McKeel Hagerty grew up in a similarly automotive-focused family, with a father who drew his three children in with restoration projects. Hagerty joked that the 1967 Porsche 911 S he purchased for $500 and restored with his dad was the “ . . . only good car deal I’ve ever actually done.” The restoration seeded a lifelong passion that has driven the expansion of Hagerty from an insurance agency into an event and media juggernaut that includes the Hagerty Drivers Club Magazine, which has grown into the highest circulation automotive magazine in the world.
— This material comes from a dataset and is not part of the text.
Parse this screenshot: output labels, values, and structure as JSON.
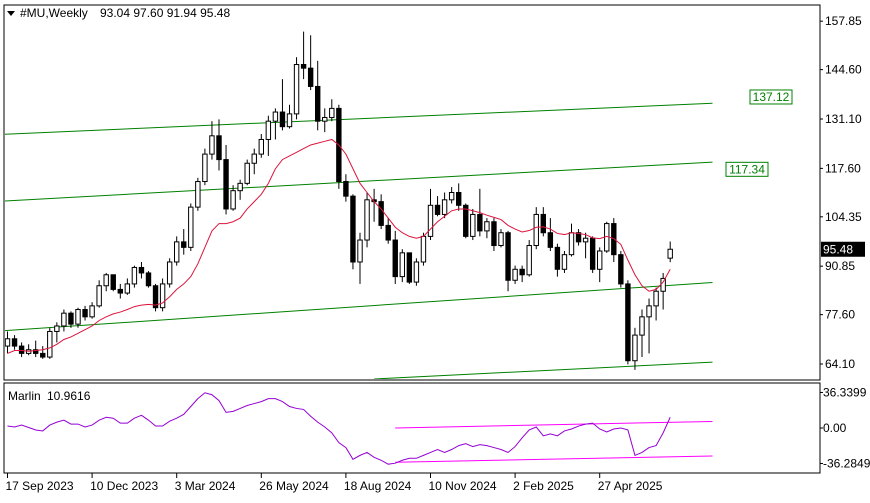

According to Hagerty, one of his key missions is to “create more on-ramps for the next generation of enthusiasts. “The first time I judged at [the Pebble Beach Concours] I was 32 years old, and the youngest judge in the room. 10 years after that, I was still the youngest judge . . . that’s a bad sign, everybody.” Recognizing the need to propel the hobby into the future, Hagerty has acquired and transformed a series of automotive events for a younger generation. “There are traditions in the car world that need to be protected and stewarded,” he says. “I’m mindful of the fact that there is nothing less sexy than insurance, right? But we chose to think of ourselves as an automotive company and not an insurance business from the beginning.”
While Hagerty harbors a deep appreciation for analog cars from yesteryear and Hirschi embraces bleeding-edge extremes such as the soon-to-be-auctioned Hyperion XP-1 hypercar prototype, they meet in the middle when asked what the next once-in-a-generation, Ferrari 250 GTO–level collectible will be: Both point to the ’90s-era supercar masterpiece, the McLaren F1, which merges analog three-pedal driving with future-forward engineering. At the end of the day, it’s cars like the F1 that bring a story to the experience of driving and appreciating special cars.
“Feeling something, that’s everything,” Hirschi says. “This is not about transportation, Hagerty adds, “in this world of cars, it is all about emotion.”